I’ve been thinking a lot about the power of live performance. There is something about being in a setting where the audience and performer meet that is so exciting and invigorating to me. Will it be as polished as the performers have worked towards? Will something beyond anyone’s control (a bat, a police siren) get in the way? How will the performers handle the inevitable surprises (laughter, or lack of laughter, a mistimed entrance, etc.)?
A great audience is one that buys in to whatever is happening onstage – and if the performers are great, the venue is great, and the atmosphere around it (both planned and unplanned) are great, they all help to set the event up for success unlike anything else. When we get the perfect melding of audience and performer, where the performer feels supported and respected and the audience feels honored to be in attendance, and thinks of nothing else – what an incredible feeling! It’s different from a movie, and it’s different from the every day. And it does seem rarer to have everyone “in the moment” in today’s world.
I especially love performances in intimate venues. Try as we might to get that live, raw connection in a house of 5,000 people, or even 800, it’s just not the same. So that’s one of the things I love about the North Country. So many beautiful, historic venues, most available to rent for a song to whatever performers want to inhabit them for an evening –and they are typically small, often with flexible seating, so a crowd of 20 or a crowd of 200 can experience that live performance magic.
My theater company was recently up here with the Arts Alliance, and we made a point of bringing the live magic of musical theater to a few unexpected locations – we sang “Muddy Water” from Big River on the covered bridge in Littleton, and we gave a half hour performance of our favorites in the center of the Littleton Food Co-op to unsuspecting passerby! The latter had surprisingly awesome acoustics. I love “preaching the magic of musical theater” to whoever will listen – or whoever happens to be around! It can bring surprising results.
My own theater company’s concert last weekend in southern NH has me psyched up for more live performance this weekend. Karen Montanaro’s “Tanzspiel” at the Littleton Opera House was really special early this month – and it’s just incredible what one performer can do, solo! She’ll repeat the performance (although I’m sure it’s never quite the same twice) at the Medallion Opera House Friday, May 30, at 7 p.m.
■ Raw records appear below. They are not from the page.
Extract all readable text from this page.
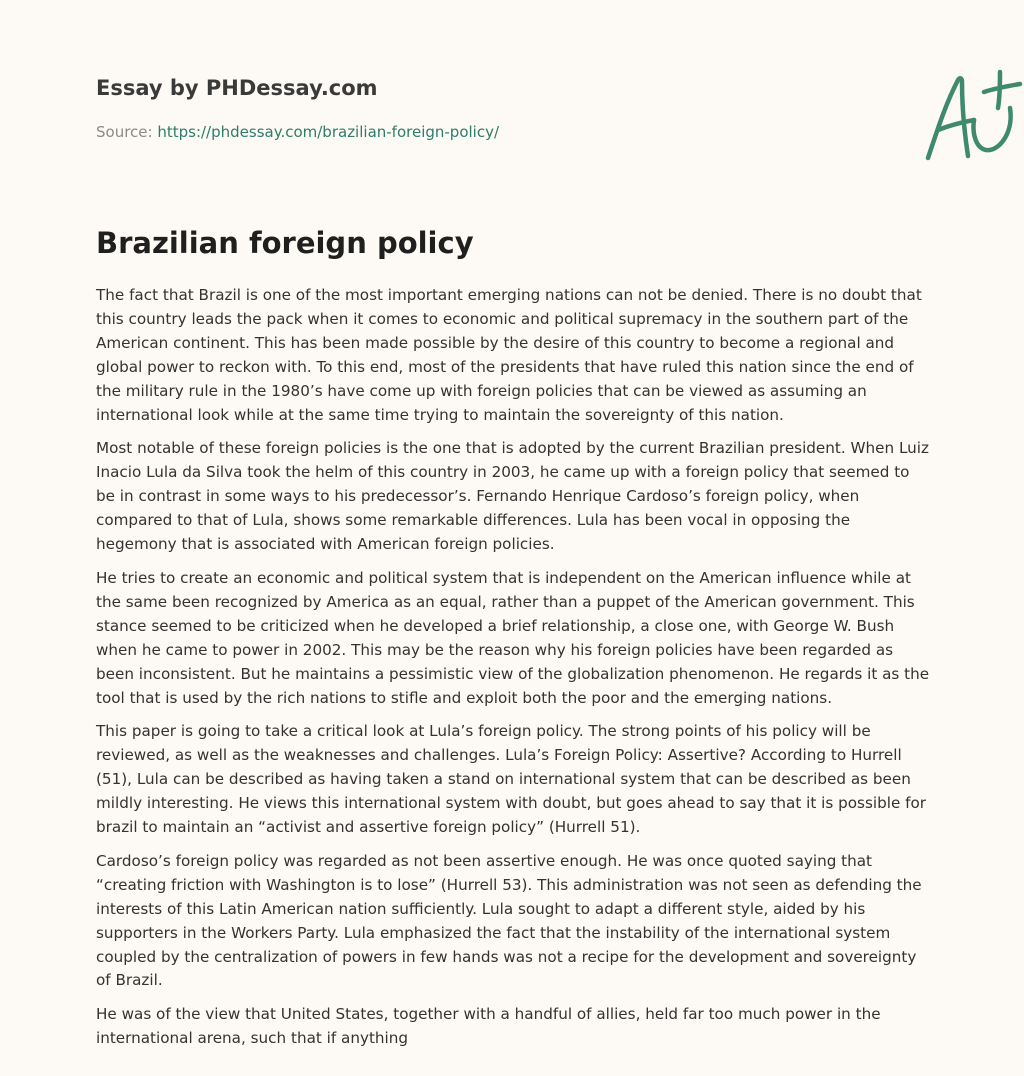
Essay by PHDessay.com
Source: https://phdessay.com/brazilian-foreign-policy/
Brazilian foreign policy

The fact that Brazil is one of the most important emerging nations can not be denied. There is no doubt that this country leads the pack when it comes to economic and political supremacy in the southern part of the American continent. This has been made possible by the desire of this country to become a regional and global power to reckon with. To this end, most of the presidents that have ruled this nation since the end of the military rule in the 1980’s have come up with foreign policies that can be viewed as assuming an international look while at the same time trying to maintain the sovereignty of this nation.

Most notable of these foreign policies is the one that is adopted by the current Brazilian president. When Luiz Inacio Lula da Silva took the helm of this country in 2003, he came up with a foreign policy that seemed to be in contrast in some ways to his predecessor’s. Fernando Henrique Cardoso’s foreign policy, when compared to that of Lula, shows some remarkable differences. Lula has been vocal in opposing the hegemony that is associated with American foreign policies.

He tries to create an economic and political system that is independent on the American influence while at the same been recognized by America as an equal, rather than a puppet of the American government. This stance seemed to be criticized when he developed a brief relationship, a close one, with George W. Bush when he came to power in 2002. This may be the reason why his foreign policies have been regarded as been inconsistent. But he maintains a pessimistic view of the globalization phenomenon. He regards it as the tool that is used by the rich nations to stifle and exploit both the poor and the emerging nations.

This paper is going to take a critical look at Lula’s foreign policy. The strong points of his policy will be reviewed, as well as the weaknesses and challenges. Lula’s Foreign Policy: Assertive? According to Hurrell (51), Lula can be described as having taken a stand on international system that can be described as been mildly interesting. He views this international system with doubt, but goes ahead to say that it is possible for brazil to maintain an “activist and assertive foreign policy” (Hurrell 51).

Cardoso’s foreign policy was regarded as not been assertive enough. He was once quoted saying that “creating friction with Washington is to lose” (Hurrell 53). This administration was not seen as defending the interests of this Latin American nation sufficiently. Lula sought to adapt a different style, aided by his supporters in the Workers Party. Lula emphasized the fact that the instability of the international system coupled by the centralization of powers in few hands was not a recipe for the development and sovereignty of Brazil.

He was of the view that United States, together with a handful of allies, held far too much power in the international arena, such that if anything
I hope we’ll get a good crowd out for restaurant deals, the show, and even some kids to perform with her! (More info here if you need it.) (We have a great video clip of Karen’s effect on a recent audience here.)
I hope you all have a chance for your own version of a “time out” this weekend, where you can de-stress, focus on something besides the mundane and the every day, and enjoy yourself for an hour or two. I look forward to a great educator workshop tonight for early childhood folks in Berlin with Karen, followed the next day by what I’m sure will be an unforgettable performance.
What about you? Please share what gets YOU energized about live performance?